Wilfrid’s spell-binder: 1

… By 1921, the study was already aberrant but only Newbold was made to feel it.


William_Romaine_Newbold by Sachs

Error #1. Pre-emptive vision.

Newbold’s first error was to approach the manuscript having already adopted, uncritically, Wilfrid’s confident assertions about the manuscript’s age (13thC),  about an imagined authorship (Roger Bacon), and the following idea that the content must be  ‘scientific’.  Roger Bacon was popularly believed, in those days, a “heroic Latin-rationalist-genius” – the same legend attaching to Leonardo da Vinci and others.

Set expectations and preconceptions necessarily affected Newbold’s ability to treat the manuscript – its form, materials and content – as a whole. They prevented his treating the text’s written and pictorial components objectively and on their own terms, something which is normally the first stage in investigating  any manuscript having an uncertain provenance, written in an unknown script and perhaps in a language unknown.

Error #1.2 Myopic focus on the “cipher”

To Newbold all the unknowns were presumed no more than a means by which  ‘Baconian science’ had been concealed from the vulgar – so from the beginning, his efforts had no aim save extraction of that type of information from the text’s written part, to which its imagery was presumed ancillary and merely illustrative – without investigation and chiefly by  hypothetical analogy to typical western texts ~ which neither the script nor the imagery resemble.

By 1921, the same story which Newbold had accepted was to be found repeated everywhere, and often plainly quoted direct from Wilfrid’s expositions.  That second-hand estimation of the manuscript was almost unavoidable, because Wilfrid simply did not produce evidence for his assertions, not by reference to the manuscript’s physical properties, nor to comparative examples from other medieval works, nor by reference to any secondary sources or persons  whom he might have consulted in first developing his extraordinarily detailed  fantasy of the manuscript’s origin and history of transmission. 

None of it is justified and in the absence of evidence (now, as then), the whole of his narrative, and all its circumstantial argument, should have been read from beginning to end as fiction. It wasn’t.

Error #2. Citing second-tier references.

Paradoxically it was Wilfrid’s failure to produce evidence, or cite sources, which made published articles reproduce, by necessity, nothing but Wilfrid’s spiel when describing the manuscript.  There was nothing else.  Even his habit of masking  the great many uncertain links in his narrative chain by a faintly aggressive use of terms such as  “certain”, “logical”,  “very probable”,  “… plausible” or  “adequately investigated” is reproduced verbatim in those pre-war articles.

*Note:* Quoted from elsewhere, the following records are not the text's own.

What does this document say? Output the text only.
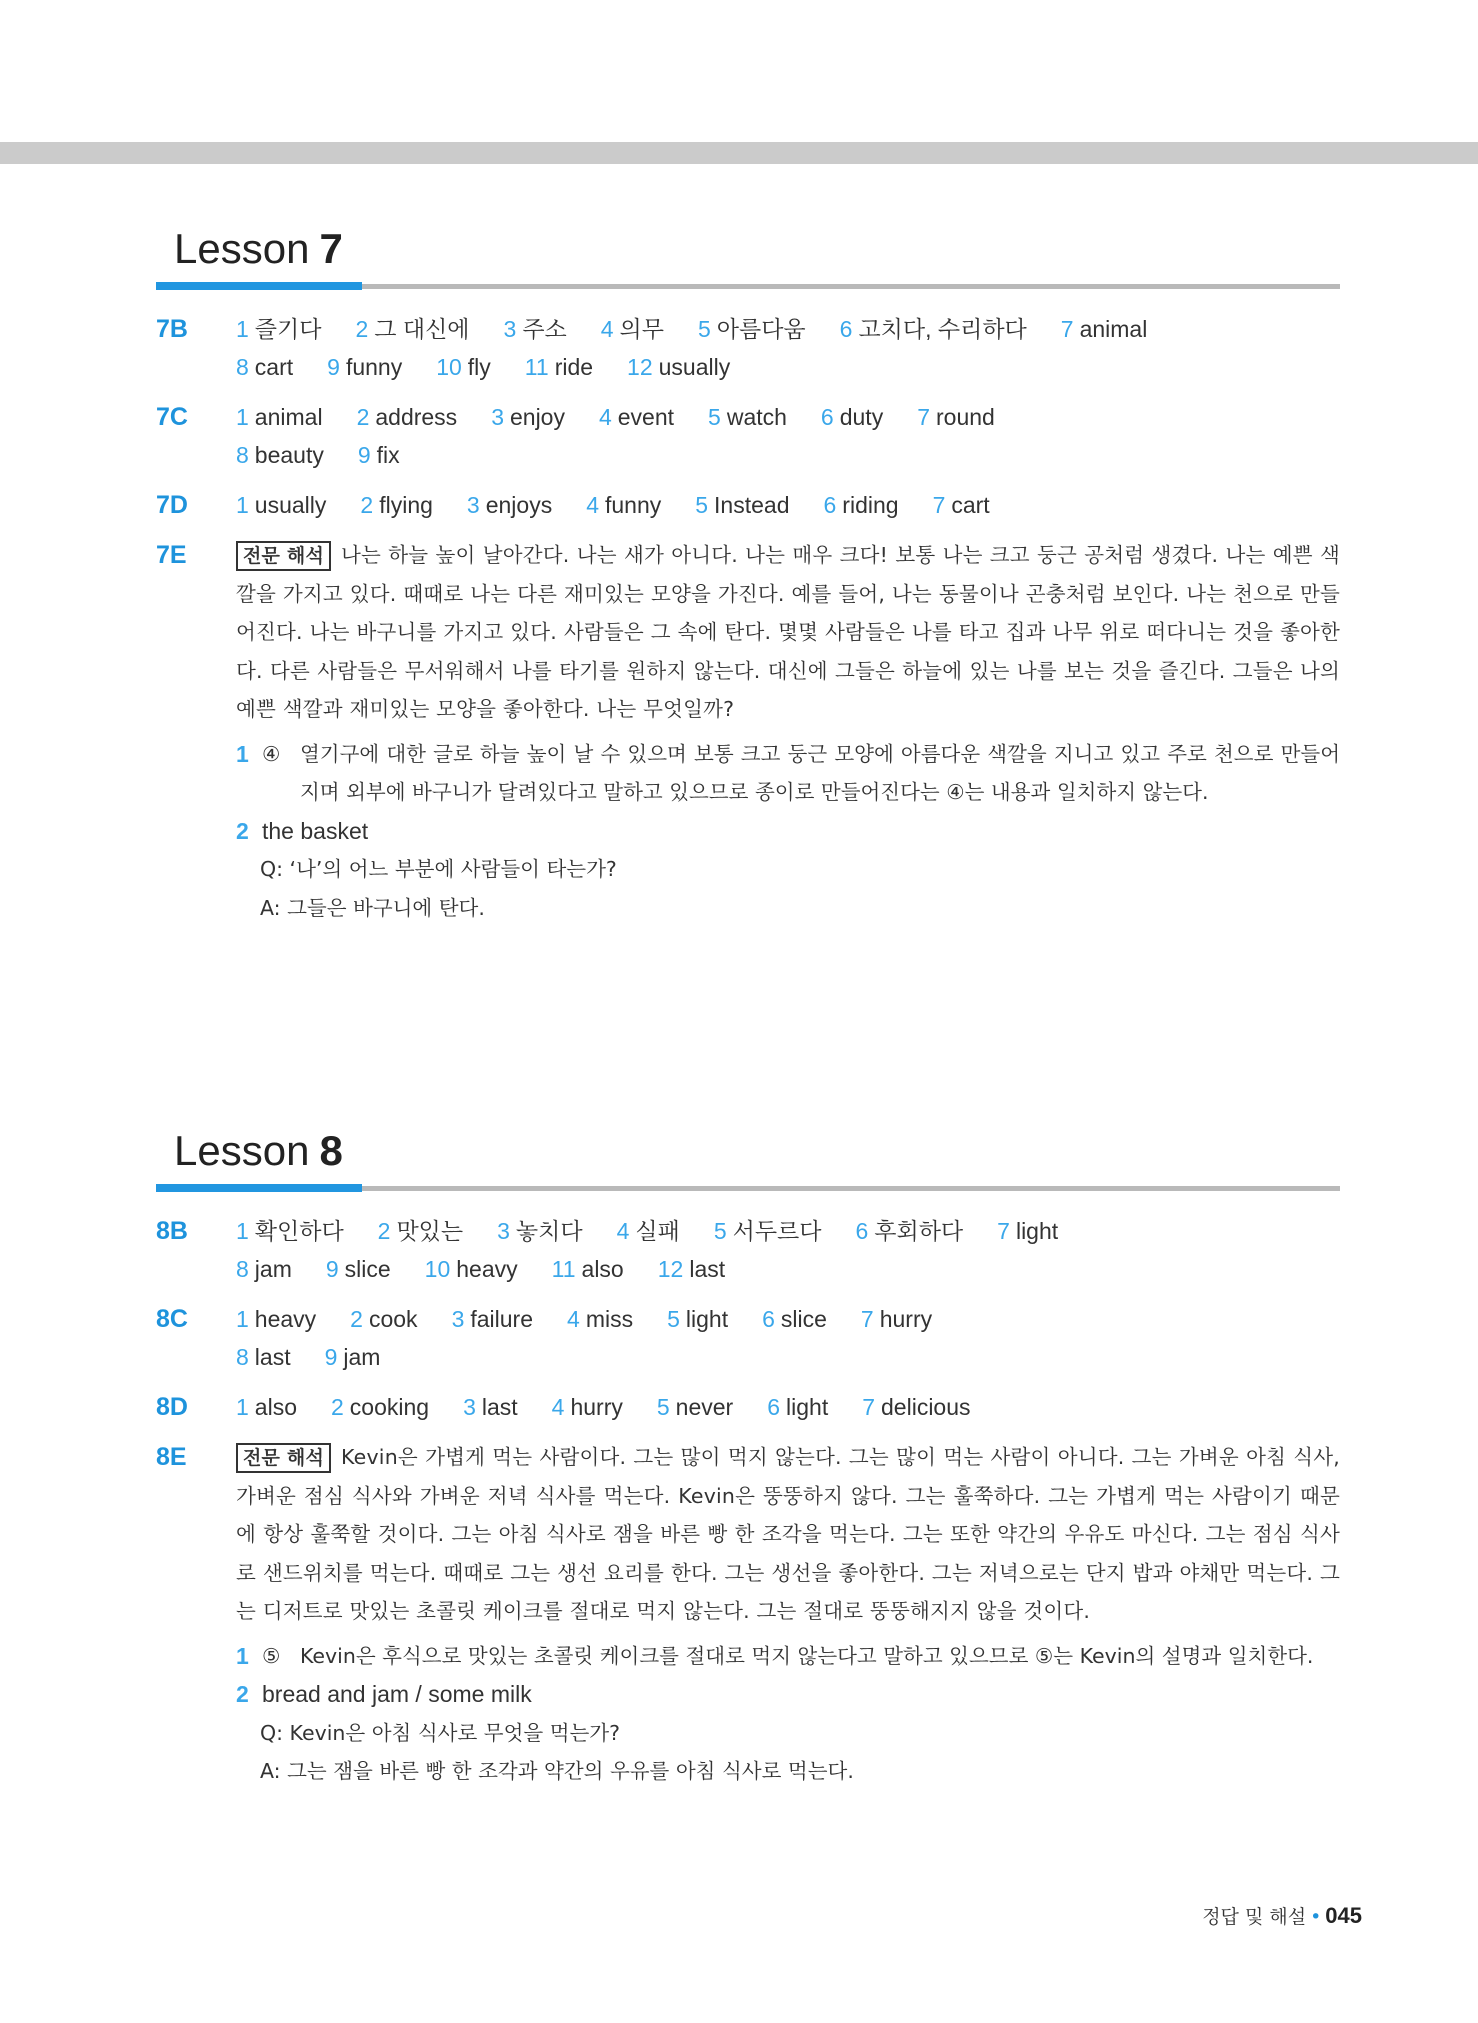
Lesson 7
7B	1 즐기다 2 그 대신에 3 주소 4 의무 5 아름다움 6 고치다, 수리하다 7 animal
8 cart 9 funny 10 fly 11 ride 12 usually
7C	1 animal 2 address 3 enjoy 4 event 5 watch 6 duty 7 round
8 beauty 9 fix
7D	1 usually 2 flying 3 enjoys 4 funny 5 Instead 6 riding 7 cart
7E	전문 해석 나는 하늘 높이 날아간다. 나는 새가 아니다. 나는 매우 크다! 보통 나는 크고 둥근 공처럼 생겼다. 나는 예쁜 색깔을 가지고 있다. 때때로 나는 다른 재미있는 모양을 가진다. 예를 들어, 나는 동물이나 곤충처럼 보인다. 나는 천으로 만들어진다. 나는 바구니를 가지고 있다. 사람들은 그 속에 탄다. 몇몇 사람들은 나를 타고 집과 나무 위로 떠다니는 것을 좋아한다. 다른 사람들은 무서워해서 나를 타기를 원하지 않는다. 대신에 그들은 하늘에 있는 나를 보는 것을 즐긴다. 그들은 나의 예쁜 색깔과 재미있는 모양을 좋아한다. 나는 무엇일까?
1 ④ 열기구에 대한 글로 하늘 높이 날 수 있으며 보통 크고 둥근 모양에 아름다운 색깔을 지니고 있고 주로 천으로 만들어지며 외부에 바구니가 달려있다고 말하고 있으므로 종이로 만들어진다는 ④는 내용과 일치하지 않는다.
2 the basket
Q: ‘나’의 어느 부분에 사람들이 타는가?
A: 그들은 바구니에 탄다.
Lesson 8
8B	1 확인하다 2 맛있는 3 놓치다 4 실패 5 서두르다 6 후회하다 7 light
8 jam 9 slice 10 heavy 11 also 12 last
8C	1 heavy 2 cook 3 failure 4 miss 5 light 6 slice 7 hurry
8 last 9 jam
8D	1 also 2 cooking 3 last 4 hurry 5 never 6 light 7 delicious
8E	전문 해석 Kevin은 가볍게 먹는 사람이다. 그는 많이 먹지 않는다. 그는 많이 먹는 사람이 아니다. 그는 가벼운 아침 식사, 가벼운 점심 식사와 가벼운 저녁 식사를 먹는다. Kevin은 뚱뚱하지 않다. 그는 훌쭉하다. 그는 가볍게 먹는 사람이기 때문에 항상 훌쭉할 것이다. 그는 아침 식사로 잼을 바른 빵 한 조각을 먹는다. 그는 또한 약간의 우유도 마신다. 그는 점심 식사로 샌드위치를 먹는다. 때때로 그는 생선 요리를 한다. 그는 생선을 좋아한다. 그는 저녁으로는 단지 밥과 야채만 먹는다. 그는 디저트로 맛있는 초콜릿 케이크를 절대로 먹지 않는다. 그는 절대로 뚱뚱해지지 않을 것이다.
1 ⑤ Kevin은 후식으로 맛있는 초콜릿 케이크를 절대로 먹지 않는다고 말하고 있으므로 ⑤는 Kevin의 설명과 일치한다.
2 bread and jam / some milk
Q: Kevin은 아침 식사로 무엇을 먹는가?
A: 그는 잼을 바른 빵 한 조각과 약간의 우유를 아침 식사로 먹는다.
정답 및 해설 • 045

Later writers – who did just the same – then began citing each other rather than returning to the primary and most often the sole source – Wilfrid.  These things in combination created a false impression of general consensus, which made objection to any part of the tale seem obscurely ill-informed or ill-mannered, as the gripe of a ‘minority’ view, easily ignored.

The same habits, techniques and attitudes persist to this day.

Voynich Bacon telescope LUTZ 36

“…  widely imagined ….”

An early example of this reflected use can be seen in an article published in Scientific American (May 28th., 1921and subsequently (June 25th, 1921), quoted within a letter written immediately by Lynn Thorndike – one of the very few persons to say openly that there were substantial flaws in the story told about this “Roger Bacon cipher manuscript”.

Thorndike SciAm June25 1921 with comment

There is another important point here. 

Thorndike’s researches to that time, and his collaboration with others studying medieval manuscripts, meant that if the manuscript really had been first created (as is often asserted now) in sixteenth-century “central Europe” the discrepancy would not have escaped him. Nor was it only Thorndike who tacitly or overtly said that the manuscript looked like those made ‘early’ – possibly thirteenth or fourteenth century. And it does.  Most of those early assessments of form and finish assigned the manuscript to the fringes of the continent, not its heart – and although one sees it repeated today that the manuscript was made in “central Europe, at the end of the fifteenth or in the sixteenth century” this too is a legend first formulated to suit a preferred narrative, then accepted without sufficient scrutiny: another  ‘theoretical history’.

Radiocarbon dating now places the manuscript’s vellum in the range 1404-1438, this distinction between material and appearance adding to other indications that what we have is a close copy, made in the early fifteenth century, of one or more items  inscribed in the earlier period.

Thorndike chose in his letter of 1921 to emphasise just one point: that Wilfrid’s focus on the glamour of an imagined auteur was unjustified. He did not argue, in 1921, that the imagery contradicted assumptions of ‘scientific or pseudo-scientific content’ – but neither did he claim that he had ever come across any closely similar instance either of imagery or written text.

In any case,  Thorndike’s protests could not halt the enthusiasm of those times for the popular legend of Roger Bacon as a thirteenth century rationalist and scientist far in advance of his time; the “Roger Bacon cipher text” is how it continued to be described and worked upon for another forty years, with all the attendant presumption and resulting errors.